By the end of 2027, Salesforce will face a visible, public forcing event around cross-organizational agent trust — a major enterprise deployment, a partnership announcement, or a regulatory interaction that requires Agentforce agents to present identity assertions to non-Salesforce systems. At that point, Salesforce will either publish a formal federation protocol that accepts external identity assertions (effectively acknowledging that "identity follows data" requires a data-agnostic trust layer at the boundary), or it will announce that cross-organizational agent trust requires both parties to be Einstein Data Cloud customers, making Data Cloud a network requirement rather than a platform component.
The first outcome is a meaningful concession — it means the architecture as designed couldn't survive contact with the actual enterprise landscape. The second outcome is an aggressive consolidation play that will work in some markets and fail in others, and will generate significant regulatory attention in Europe, where data residency requirements make Einstein Data Cloud consolidation legally complicated in ways that Salesforce's current architecture doesn't fully account for.
A third outcome, where the architecture holds as-is, seems implausible. The cross-organizational case is coming too fast, and the current trust model has no answer for it that doesn't require either federation or consolidation. One of those two things will happen. The interesting question is which one Salesforce chooses, because the choice will reveal whether the "identity follows data" bet was a genuine architectural conviction or a data gravity strategy dressed up as a security decision.

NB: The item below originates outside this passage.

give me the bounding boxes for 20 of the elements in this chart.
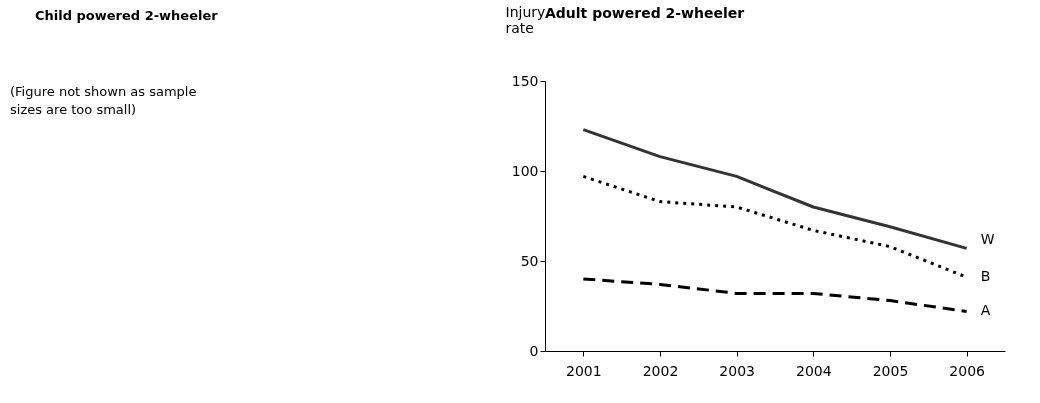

My lean is toward federation, reluctantly adopted. Salesforce's history in enterprise standards — from SOAP to REST to the various CRM data standards it has participated in over the years — suggests a company that will engage with interoperability when the alternative is being locked out of large markets. The European regulatory environment alone creates enough pressure that a purely proprietary cross-organizational trust model is probably not sustainable. But federation will come late, after the consolidation play has been tried and found insufficient, and the protocol Salesforce publishes will be designed to make Einstein Data Cloud the preferred trust anchor even in a federated world.
That's the bet inside the bet. And it's worth watching closely, because the answer will tell us whether "identity follows data" is a durable principle or a transitional strategy on the way to something more federated and, ultimately, more boring.